Men and the Big P, Women and the Big O
When John McCain’s campaign picked Sarah Palin to be the veteran Senator’s running mate, they hoped this move would snatch up votes from women—primarily white, working class women—from Barack Obama. From the outset, the campaign has tried to brand Palin as the hockey mom next door. She’s a working mother of five. She began her political career on the PTA at her kid’s school. She’s a churchgoer, a pro-lifer, and can keep up with the boys.
Unfortunately for the McCain campaign, the branding didn’t quite take off the way they wanted it too. Rather than being adored by women who saw themselves in her, she is more popular among men, who hope to see themselves in her. She’s come off less as the “hockey mom” and more as the sexy librarian (who doesn’t actually read books).

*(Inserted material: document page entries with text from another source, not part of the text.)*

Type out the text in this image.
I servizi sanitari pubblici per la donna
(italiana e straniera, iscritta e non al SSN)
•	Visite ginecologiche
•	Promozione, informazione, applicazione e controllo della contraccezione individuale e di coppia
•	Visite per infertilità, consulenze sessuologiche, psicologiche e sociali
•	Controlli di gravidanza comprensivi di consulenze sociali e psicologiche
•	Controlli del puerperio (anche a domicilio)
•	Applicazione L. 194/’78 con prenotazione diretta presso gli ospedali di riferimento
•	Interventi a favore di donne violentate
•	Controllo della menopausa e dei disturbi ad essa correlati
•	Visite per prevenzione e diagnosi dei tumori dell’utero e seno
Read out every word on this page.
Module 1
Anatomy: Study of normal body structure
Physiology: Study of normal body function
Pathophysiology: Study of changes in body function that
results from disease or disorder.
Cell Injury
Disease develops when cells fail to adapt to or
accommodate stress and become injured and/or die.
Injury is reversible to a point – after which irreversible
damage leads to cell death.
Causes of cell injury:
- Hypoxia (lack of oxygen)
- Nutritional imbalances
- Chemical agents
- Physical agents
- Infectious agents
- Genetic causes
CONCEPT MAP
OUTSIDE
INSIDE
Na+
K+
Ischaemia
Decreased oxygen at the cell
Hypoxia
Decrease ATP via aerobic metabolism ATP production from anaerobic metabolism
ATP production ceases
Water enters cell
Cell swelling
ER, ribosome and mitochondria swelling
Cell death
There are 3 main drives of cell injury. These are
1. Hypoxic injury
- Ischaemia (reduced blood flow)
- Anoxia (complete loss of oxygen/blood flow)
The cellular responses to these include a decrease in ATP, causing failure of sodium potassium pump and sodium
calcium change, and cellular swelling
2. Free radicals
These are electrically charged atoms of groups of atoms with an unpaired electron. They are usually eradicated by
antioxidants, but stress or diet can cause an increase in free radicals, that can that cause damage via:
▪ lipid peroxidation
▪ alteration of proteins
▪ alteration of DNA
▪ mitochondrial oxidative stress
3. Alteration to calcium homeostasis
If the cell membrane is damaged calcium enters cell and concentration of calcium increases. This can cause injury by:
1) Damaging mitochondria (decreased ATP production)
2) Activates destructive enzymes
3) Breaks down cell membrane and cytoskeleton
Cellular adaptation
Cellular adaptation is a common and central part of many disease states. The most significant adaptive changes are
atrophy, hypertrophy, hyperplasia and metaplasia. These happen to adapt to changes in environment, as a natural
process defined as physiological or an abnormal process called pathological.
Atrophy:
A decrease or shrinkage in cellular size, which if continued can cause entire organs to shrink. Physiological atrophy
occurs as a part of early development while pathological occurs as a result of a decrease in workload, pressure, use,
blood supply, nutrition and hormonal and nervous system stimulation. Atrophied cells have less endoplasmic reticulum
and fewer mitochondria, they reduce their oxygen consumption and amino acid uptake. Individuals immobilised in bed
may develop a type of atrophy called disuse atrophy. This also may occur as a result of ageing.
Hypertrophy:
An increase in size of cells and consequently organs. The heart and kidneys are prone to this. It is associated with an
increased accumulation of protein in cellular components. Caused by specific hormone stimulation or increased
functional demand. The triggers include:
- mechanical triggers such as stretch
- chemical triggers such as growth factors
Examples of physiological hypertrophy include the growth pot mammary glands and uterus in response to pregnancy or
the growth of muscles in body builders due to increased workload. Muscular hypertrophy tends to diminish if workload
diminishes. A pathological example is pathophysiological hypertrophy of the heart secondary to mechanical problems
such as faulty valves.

As it turns out, these guys, who The New York Times refers to as the “Sarah Dude population” [www.nytimes.com], and who yell out things at rallies such as, “You tell ’em baby,”are Palin’s top supporters. In fact, 44 percent of men approve of Palin compare to 36 percent of women, according to a Times poll.
If Palin’s biggest supporters are dudes, then who are women voting for? Yup. Barack Obama.
Obama has been leading overall in the polls, so it may come as little surprise that, despite Palin’s effort to win the female vote and convert Clinton supporters, Obama still leads among women, and more so each day. Afterall, he has a superior campaign, an unprecended ground effort and policies that appeal to more women than McCain’s policies.
But there may be more to this. If Palin has attracted the “dude” demographic, in part because of her sex appeal, then it’s probably safe to assume that Obama has done the same. He has been hailed for his fashion, his good looks and muscular body, and of course he is brilliant and successful, traits more important to women than men, studies show. He could probably afford to be a little funnier, but hey, you can’t have it all.
For whatever the reason they’re doing it, the fact that women like Obama more than McCain is significant because more women vote than men. Women have come out to the polls in greater numbers in every single election for the past 40 years, and are expected to do so again this year. They tend to be the most educated voters as well.
When we’re not in the thick of smears, policies, promises and stump speeches, and when we finally have an outcome of this election, it will be hard not to speculate on the extent to which sex appeal informs a voters decision. Perhaps we’ll then better understand if some of us vote more from heads, our hearts or other parts.